You can start a background check at the crowdsourced rating site Yelp, where many a victimized tenant has unloaded their story. Use specialized sites like RateMyLandlord.com or ReviewMyLandlord.com to read the reviews critically. And remember that online opinions — good and bad — tend toward hyperbole. However, if the same problem appears in multiple reviews, take it seriously.
To draw a complete picture of your landlord, you may need to learn who is behind the LLC that owns your building and see what tenants at other properties the LLC owns have to say about it. Tenants’ rights groups in New York, Los Angeles, Chicago, the San Francisco Bay Area and Philadelphia offer online databases you can use to look behind the LLC. Intended to help tenants in eviction cases, these sites also are used to investigate potential landlords.
Court records may contain a wealth of information in bankruptcy filings, criminal complaints and lawsuits. Many counties make these records available online free or for a small fee. If you do not want to search county-by-county and can pay more, try private vendors such as Casetext, Lexis and Westlaw.
Property records, which many local governments also make available online through assessors’ or recorders’ offices, can alert you to foreclosures and liens. Landlords in financial trouble often delay repairs or ignore maintenance; if you rent month-to-month, a cash-strapped owner could jack up your rent or evict you to make room for a higher-paying tenant or to make the property more attractive to a buyer.
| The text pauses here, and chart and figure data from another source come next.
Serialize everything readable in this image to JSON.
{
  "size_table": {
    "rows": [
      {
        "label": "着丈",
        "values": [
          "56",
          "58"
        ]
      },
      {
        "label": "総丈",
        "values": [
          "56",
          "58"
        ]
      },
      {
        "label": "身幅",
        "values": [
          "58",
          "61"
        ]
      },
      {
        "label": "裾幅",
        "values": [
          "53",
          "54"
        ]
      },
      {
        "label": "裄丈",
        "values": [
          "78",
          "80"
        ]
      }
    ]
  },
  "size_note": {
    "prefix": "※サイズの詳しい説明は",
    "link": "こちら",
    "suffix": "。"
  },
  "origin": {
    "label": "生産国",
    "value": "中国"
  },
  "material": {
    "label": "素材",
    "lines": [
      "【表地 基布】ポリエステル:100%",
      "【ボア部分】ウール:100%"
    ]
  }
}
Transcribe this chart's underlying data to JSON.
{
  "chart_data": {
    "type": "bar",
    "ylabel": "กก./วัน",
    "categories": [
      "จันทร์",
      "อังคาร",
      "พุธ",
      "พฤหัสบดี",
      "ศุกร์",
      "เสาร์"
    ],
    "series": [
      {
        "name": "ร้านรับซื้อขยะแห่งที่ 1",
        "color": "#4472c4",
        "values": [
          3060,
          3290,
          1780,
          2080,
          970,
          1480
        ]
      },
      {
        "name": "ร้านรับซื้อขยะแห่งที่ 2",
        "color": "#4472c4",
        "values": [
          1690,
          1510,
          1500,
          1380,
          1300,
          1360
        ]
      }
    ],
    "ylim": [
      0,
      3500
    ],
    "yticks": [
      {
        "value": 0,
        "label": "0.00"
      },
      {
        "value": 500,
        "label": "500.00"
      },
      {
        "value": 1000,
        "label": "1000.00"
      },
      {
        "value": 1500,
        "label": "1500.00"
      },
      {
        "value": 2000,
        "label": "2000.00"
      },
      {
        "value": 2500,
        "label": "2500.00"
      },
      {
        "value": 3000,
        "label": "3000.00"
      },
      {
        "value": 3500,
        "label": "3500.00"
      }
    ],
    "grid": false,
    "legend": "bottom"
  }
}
Violations of building codes and health and safety regulations also are useful, and more local governments are posting them online. The District of Columbia’s Landlord Violations Tool, for example, identifies every building with unresolved violations such as rodent infestations and dangerous wiring. Tenants can use it as a list of landlords to avoid. Ernest Chrappah, director of D.C.’s Department of Consumer and Regulatory Affairs, said it is achieving its primary goal of reducing the number of violations.
These digital checks should not replace a little face-to-face research with the current tenants of the building you are considering and other people in the neighborhood. Yes, it’s a little awkward to ask tough questions of strangers, but they can tell you how well the landlord maintains the property, how quickly it makes repairs, whether its interactions with tenants causes high turnover. Better to hear about a rat infestation before you sign a lease.
In Atlanta, the Home Park Tenant Association is doing some of this work for people looking to move into that neighborhood on the west side of the city. In 2019 it issued a “report card” that ranked landlords in the area. The grades ranged from 100 (perfect) to 40. The group is in the process of surveying tenants for an updated report.
Each of these services, public and private, are trying to level the playing field for renters and landlords, and perhaps take the rancor out of the process.
“We’re trying to inform and empower residents so they can make better decisions,” says Elisa Davidson, the spokeswoman for WYL.co, which has crowdsourced reviews of properties in more than 350 US cities. “We want them to know what they are getting in for before they sign a lease.”